Ar-Ge desteği kaynak oldu
TÜBİTAK, 1963’te kanunla kuruldu. Kuruluş amacı, “Türkiye’nin rekabet gücü ve refahını artırmak ve sürekli kılmak için, toplumun her kesimi ve ilgili kurumlarla işbirliği içinde, ulusal öncelikler doğrultusunda bilim ve teknoloji politikaları geliştirmek, bunları gerçekleştirecek altyapı ve araçların oluşturulmasına katkı sağlamak, araştırma ve geliştirme faaliyetlerini özendirmek, desteklemek, koordine etmek, yürütmek, bilim ve teknoloji kültürünün geliştirilmesinde öncülük yapmak” olarak belirlenmişti.
Kurumun “tüzel kişililiği, idari ve mali özerkliği” var.

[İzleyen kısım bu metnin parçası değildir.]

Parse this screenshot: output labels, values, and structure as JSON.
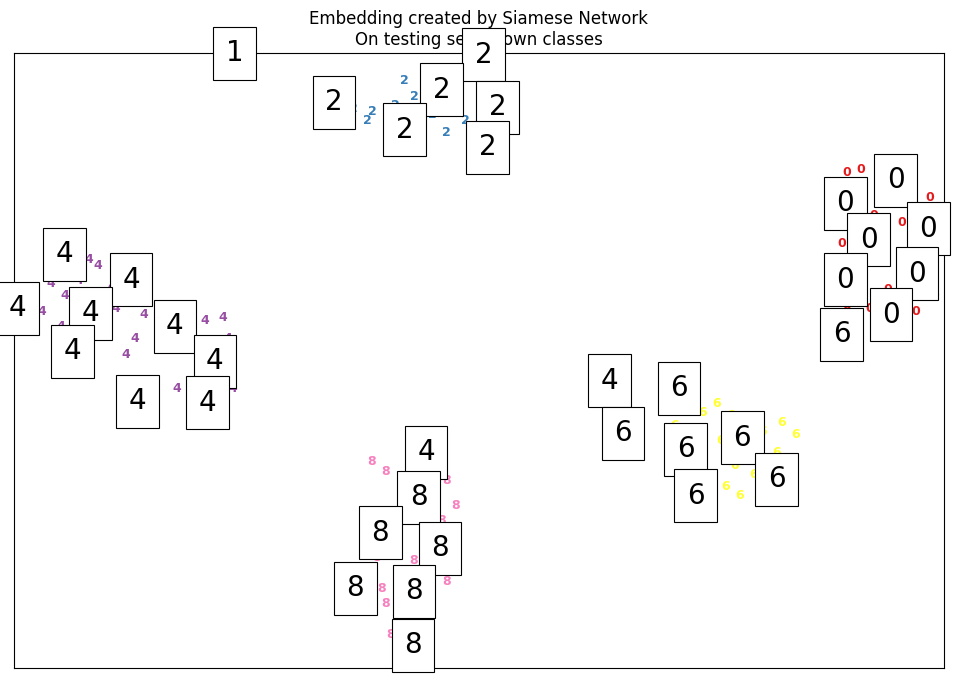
{
  "chart_data": {
    "type": "scatter",
    "title": "Embedding created by Siamese Network\nOn testing set, known classes",
    "xlim": [
      0,
      100
    ],
    "ylim": [
      0,
      100
    ],
    "xticks": [],
    "yticks": [],
    "tick_labels": false,
    "marker": "text",
    "series": [
      {
        "name": "0",
        "color": "#e41a1c",
        "values": [
          [
            89.5,
            80.5
          ],
          [
            91.0,
            81.0
          ],
          [
            93.0,
            79.5
          ],
          [
            96.5,
            80.0
          ],
          [
            98.5,
            76.5
          ],
          [
            88.5,
            74.5
          ],
          [
            90.5,
            72.0
          ],
          [
            92.5,
            73.5
          ],
          [
            95.5,
            72.5
          ],
          [
            97.5,
            74.0
          ],
          [
            89.0,
            69.0
          ],
          [
            93.5,
            67.0
          ],
          [
            96.0,
            66.5
          ],
          [
            98.0,
            68.5
          ],
          [
            88.5,
            65.5
          ],
          [
            91.0,
            62.5
          ],
          [
            94.0,
            61.5
          ],
          [
            97.5,
            62.0
          ],
          [
            99.0,
            60.5
          ],
          [
            92.0,
            58.5
          ],
          [
            95.5,
            57.0
          ],
          [
            97.0,
            58.0
          ],
          [
            89.5,
            59.0
          ],
          [
            94.5,
            55.5
          ],
          [
            90.5,
            76.5
          ],
          [
            96.5,
            70.0
          ]
        ]
      },
      {
        "name": "2",
        "color": "#377eb8",
        "values": [
          [
            36.5,
            91.0
          ],
          [
            38.5,
            90.5
          ],
          [
            41.0,
            91.5
          ],
          [
            43.0,
            93.0
          ],
          [
            44.5,
            96.5
          ],
          [
            40.5,
            88.5
          ],
          [
            45.0,
            90.0
          ],
          [
            47.5,
            92.5
          ],
          [
            48.5,
            89.0
          ],
          [
            46.5,
            87.0
          ],
          [
            49.5,
            86.0
          ],
          [
            42.0,
            95.5
          ],
          [
            47.0,
            95.0
          ],
          [
            44.0,
            88.0
          ],
          [
            38.0,
            89.0
          ],
          [
            50.0,
            90.0
          ]
        ]
      },
      {
        "name": "4",
        "color": "#984ea3",
        "values": [
          [
            4.0,
            62.5
          ],
          [
            5.5,
            60.5
          ],
          [
            7.0,
            63.0
          ],
          [
            9.0,
            65.5
          ],
          [
            10.5,
            62.0
          ],
          [
            3.0,
            58.0
          ],
          [
            5.0,
            55.5
          ],
          [
            6.5,
            57.5
          ],
          [
            8.5,
            59.5
          ],
          [
            11.0,
            58.5
          ],
          [
            12.5,
            60.0
          ],
          [
            14.0,
            57.5
          ],
          [
            15.5,
            59.0
          ],
          [
            17.0,
            58.5
          ],
          [
            19.0,
            56.0
          ],
          [
            20.5,
            56.5
          ],
          [
            22.5,
            57.0
          ],
          [
            23.0,
            53.5
          ],
          [
            18.5,
            53.0
          ],
          [
            16.0,
            54.0
          ],
          [
            13.0,
            53.5
          ],
          [
            10.0,
            54.5
          ],
          [
            4.5,
            53.0
          ],
          [
            12.0,
            51.0
          ],
          [
            21.5,
            47.5
          ],
          [
            17.5,
            45.5
          ],
          [
            23.5,
            45.5
          ],
          [
            8.0,
            66.5
          ],
          [
            13.5,
            66.0
          ],
          [
            6.0,
            68.5
          ]
        ]
      },
      {
        "name": "6",
        "color": "#ffff33",
        "values": [
          [
            70.5,
            43.0
          ],
          [
            72.5,
            42.5
          ],
          [
            74.0,
            41.5
          ],
          [
            75.5,
            43.0
          ],
          [
            77.0,
            41.0
          ],
          [
            79.0,
            39.5
          ],
          [
            80.5,
            38.5
          ],
          [
            82.5,
            40.0
          ],
          [
            84.0,
            38.0
          ],
          [
            71.0,
            39.5
          ],
          [
            73.0,
            38.5
          ],
          [
            76.0,
            37.0
          ],
          [
            78.5,
            35.5
          ],
          [
            80.0,
            34.5
          ],
          [
            82.0,
            35.0
          ],
          [
            83.5,
            33.5
          ],
          [
            77.5,
            33.0
          ],
          [
            79.5,
            31.5
          ],
          [
            76.5,
            29.5
          ],
          [
            78.0,
            28.0
          ],
          [
            80.0,
            27.5
          ],
          [
            82.5,
            28.5
          ],
          [
            74.5,
            31.0
          ],
          [
            75.0,
            26.5
          ]
        ]
      },
      {
        "name": "8",
        "color": "#f781bf",
        "values": [
          [
            38.5,
            33.5
          ],
          [
            40.0,
            32.0
          ],
          [
            42.5,
            33.0
          ],
          [
            44.5,
            31.5
          ],
          [
            46.5,
            30.5
          ],
          [
            47.5,
            26.5
          ],
          [
            46.0,
            24.0
          ],
          [
            41.5,
            25.5
          ],
          [
            39.0,
            24.5
          ],
          [
            40.5,
            21.0
          ],
          [
            44.0,
            20.5
          ],
          [
            47.0,
            18.5
          ],
          [
            45.5,
            15.5
          ],
          [
            41.5,
            15.0
          ],
          [
            39.5,
            13.0
          ],
          [
            40.0,
            10.5
          ],
          [
            41.0,
            8.0
          ],
          [
            40.5,
            5.5
          ],
          [
            44.5,
            11.0
          ],
          [
            46.5,
            14.0
          ],
          [
            43.0,
            17.5
          ],
          [
            39.0,
            18.0
          ]
        ]
      }
    ],
    "thumbnails": [
      {
        "label": "1",
        "x": 23.7,
        "y": 100.0
      },
      {
        "label": "2",
        "x": 34.4,
        "y": 92.0
      },
      {
        "label": "2",
        "x": 50.5,
        "y": 99.7
      },
      {
        "label": "2",
        "x": 46.0,
        "y": 94.0
      },
      {
        "label": "2",
        "x": 52.0,
        "y": 91.2
      },
      {
        "label": "2",
        "x": 42.0,
        "y": 87.5
      },
      {
        "label": "2",
        "x": 50.9,
        "y": 84.7
      },
      {
        "label": "0",
        "x": 94.8,
        "y": 79.3
      },
      {
        "label": "0",
        "x": 89.4,
        "y": 75.6
      },
      {
        "label": "0",
        "x": 98.3,
        "y": 71.4
      },
      {
        "label": "0",
        "x": 91.9,
        "y": 69.6
      },
      {
        "label": "0",
        "x": 97.1,
        "y": 64.1
      },
      {
        "label": "0",
        "x": 89.4,
        "y": 63.1
      },
      {
        "label": "0",
        "x": 94.3,
        "y": 57.4
      },
      {
        "label": "6",
        "x": 89.0,
        "y": 54.3
      },
      {
        "label": "4",
        "x": 5.4,
        "y": 67.3
      },
      {
        "label": "4",
        "x": 12.6,
        "y": 63.1
      },
      {
        "label": "4",
        "x": 0.4,
        "y": 58.5
      },
      {
        "label": "4",
        "x": 8.2,
        "y": 57.7
      },
      {
        "label": "4",
        "x": 17.3,
        "y": 55.6
      },
      {
        "label": "4",
        "x": 6.3,
        "y": 51.5
      },
      {
        "label": "4",
        "x": 21.6,
        "y": 49.9
      },
      {
        "label": "4",
        "x": 13.3,
        "y": 43.4
      },
      {
        "label": "4",
        "x": 20.8,
        "y": 43.1
      },
      {
        "label": "4",
        "x": 64.0,
        "y": 46.7
      },
      {
        "label": "6",
        "x": 71.5,
        "y": 45.5
      },
      {
        "label": "6",
        "x": 65.5,
        "y": 38.2
      },
      {
        "label": "6",
        "x": 72.2,
        "y": 35.6
      },
      {
        "label": "6",
        "x": 78.3,
        "y": 37.4
      },
      {
        "label": "6",
        "x": 82.0,
        "y": 30.7
      },
      {
        "label": "6",
        "x": 73.3,
        "y": 28.0
      },
      {
        "label": "4",
        "x": 44.3,
        "y": 35.1
      },
      {
        "label": "8",
        "x": 43.5,
        "y": 27.8
      },
      {
        "label": "8",
        "x": 39.4,
        "y": 22.0
      },
      {
        "label": "8",
        "x": 45.8,
        "y": 19.5
      },
      {
        "label": "8",
        "x": 36.7,
        "y": 13.0
      },
      {
        "label": "8",
        "x": 43.0,
        "y": 12.5
      },
      {
        "label": "8",
        "x": 42.9,
        "y": 3.7
      }
    ]
  }
}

Önceleri Başbakanlık şemsiyesi altında olan TÜBİTAK daha sonra Sanayi ve Teknoloji Bakanlığı’nın “ilgili” kuruluşlarından biri haline geldi. Şimdilerde Ar-Ge projesiyle başvuran kuruluşlara para dağıtıyor.
Desteklenecek Ar-Ge projeleri TÜBİTAK’ta iyi değerlendirilemediği için, kaynaklar boş yere harcanıyor. “Ar-Ge yapar gibi yapılması sonucu” Ar-Ge harcamalarının milli gelire oranı artıyor ama bugüne kadar “otomatik kahve pişirme aleti”, “hızlı çamaşır yıkama makinesi” benzeri üretime dönük projeler dışında sonuç alınan proje olamadı.